The Witcher 3: The Wild Hunt é outro título para o qual só fiquei entusiasmado após ter jogado The Witcher 2, no início de 2015. Escusado será dizer que foi um autêntico rastilho para, rapidamente, ficar entusiasmadíssimo para o que me esperava nos meses seguintes. Diria que o terceiro jogo da série foi o meu primeiro grande contacto com um título nas consolas da nova geração e que realmente se fez notar, em toda a sua escala. Não sendo, de todo, particular fã de RPG’s, este tornou-se facilmente em um dos meus jogos favoritos de sempre.

O nome que se segue é, curiosamente, outro RPG. NieR: Automata foi mais um jogo que me apanhou totalmente desprevenido, e que me sugou totalmente para o seu universo de uma forma absolutamente inesperada. O seu peculiar e misterioso mundo, acompanhando por uma excelente narrativa, jogabilidade e banda sonora de bradar aos céus, resultaram numa das experiências mais intensas que alguma vez vivi, no que toca a videojogos. Depois de tantos anos, continuo a recordar alguns dos seus momentos e a ouvir a sua incrível OST.

tlou2analise

Quanto os restantes dois jogos, ambos são de 2020. The Last of Us Part 2 é, sem dúvida, um deles e merece todo o mérito que lhe foi dado. Polémicas aparte, é um jogo que me conseguiu deixar agarrado pela sua narrativa, tendo a sequela ido mais além neste campo do que o original. Muito mais além do que esperava sinceramente, tomando certas decisões algo arriscadas, mas que, para mim, resultaram no fantástico produto final que é.

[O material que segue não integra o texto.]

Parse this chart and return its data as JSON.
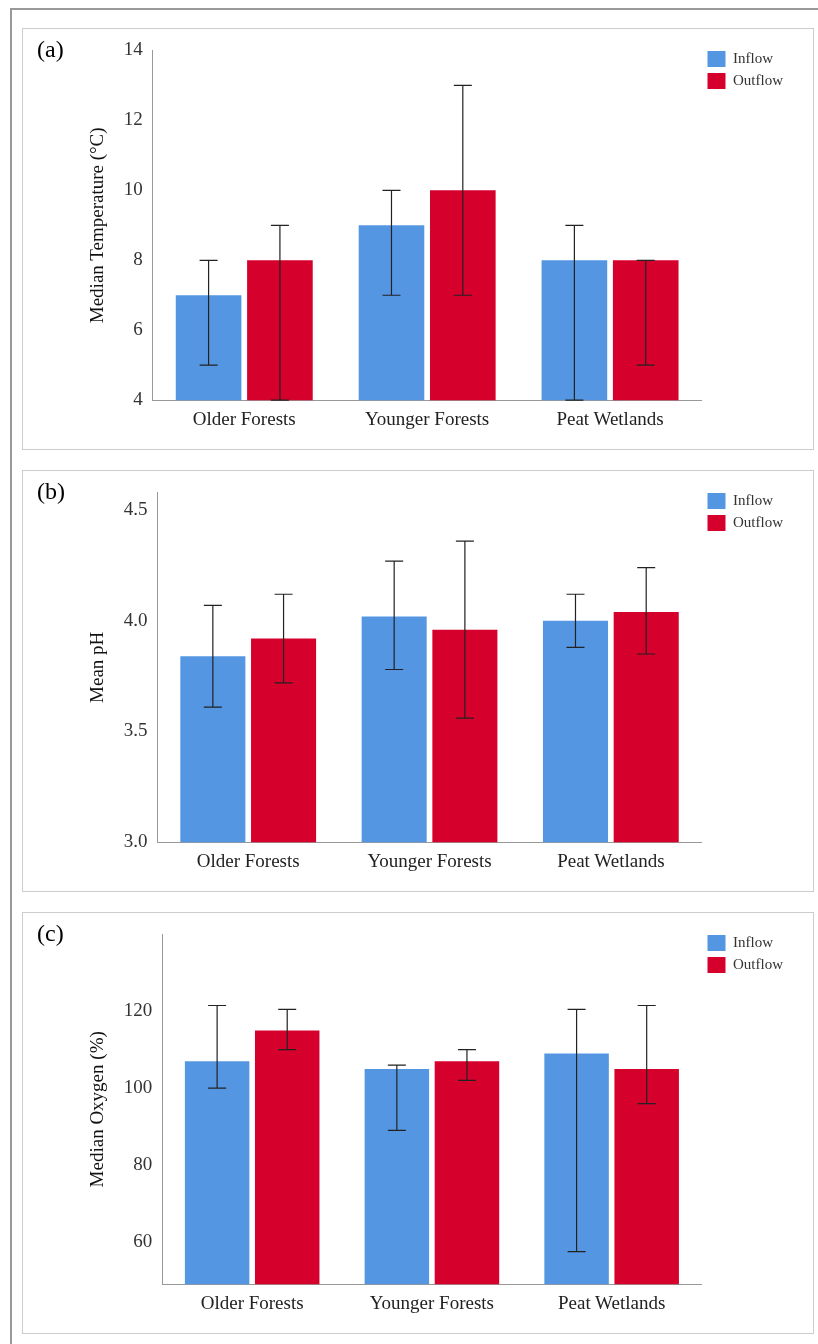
{
  "chart_data": [
    {
      "type": "bar",
      "ylabel": "Median Temperature (°C)",
      "annotations": [
        "(a)"
      ],
      "legend": "top right",
      "categories": [
        "Older Forests",
        "Younger Forests",
        "Peat Wetlands"
      ],
      "ylim": [
        4,
        14
      ],
      "yticks": [
        4,
        6,
        8,
        10,
        12,
        14
      ],
      "series": [
        {
          "name": "Inflow",
          "color": "#5596e3",
          "values": [
            7,
            9,
            8
          ],
          "errors": [
            [
              5,
              8
            ],
            [
              7,
              10
            ],
            [
              4,
              9
            ]
          ]
        },
        {
          "name": "Outflow",
          "color": "#d5002c",
          "values": [
            8,
            10,
            8
          ],
          "errors": [
            [
              4,
              9
            ],
            [
              7,
              13
            ],
            [
              5,
              8
            ]
          ]
        }
      ]
    },
    {
      "type": "bar",
      "ylabel": "Mean pH",
      "annotations": [
        "(b)"
      ],
      "legend": "top right",
      "categories": [
        "Older Forests",
        "Younger Forests",
        "Peat Wetlands"
      ],
      "ylim": [
        3,
        4.58
      ],
      "yticks": [
        {
          "value": 3,
          "label": "3.0"
        },
        3.5,
        {
          "value": 4,
          "label": "4.0"
        },
        4.5
      ],
      "series": [
        {
          "name": "Inflow",
          "color": "#5596e3",
          "values": [
            3.84,
            4.02,
            4.0
          ],
          "errors": [
            [
              3.61,
              4.07
            ],
            [
              3.78,
              4.27
            ],
            [
              3.88,
              4.12
            ]
          ]
        },
        {
          "name": "Outflow",
          "color": "#d5002c",
          "values": [
            3.92,
            3.96,
            4.04
          ],
          "errors": [
            [
              3.72,
              4.12
            ],
            [
              3.56,
              4.36
            ],
            [
              3.85,
              4.24
            ]
          ]
        }
      ]
    },
    {
      "type": "bar",
      "ylabel": "Median Oxygen (%)",
      "annotations": [
        "(c)"
      ],
      "legend": "top right",
      "categories": [
        "Older Forests",
        "Younger Forests",
        "Peat Wetlands"
      ],
      "ylim": [
        49,
        140
      ],
      "yticks": [
        60,
        80,
        100,
        120
      ],
      "series": [
        {
          "name": "Inflow",
          "color": "#5596e3",
          "values": [
            107,
            105,
            109
          ],
          "errors": [
            [
              100,
              121.5
            ],
            [
              89,
              106
            ],
            [
              57.5,
              120.5
            ]
          ]
        },
        {
          "name": "Outflow",
          "color": "#d5002c",
          "values": [
            115,
            107,
            105
          ],
          "errors": [
            [
              110,
              120.5
            ],
            [
              102,
              110
            ],
            [
              96,
              121.5
            ]
          ]
        }
      ]
    }
  ]
}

Ghost of Tsushima é o jogo que tanto desejava há imensos anos. Um jogo que me colocasse na pele de um samurai e me deixasse vaguear por um Japão feudal. Embora o título não tenha sido groundbreaking em nenhuma mecânica, o resultado final é impecável nos mais variados aspetos que fazem parte de toda a sua estrutura.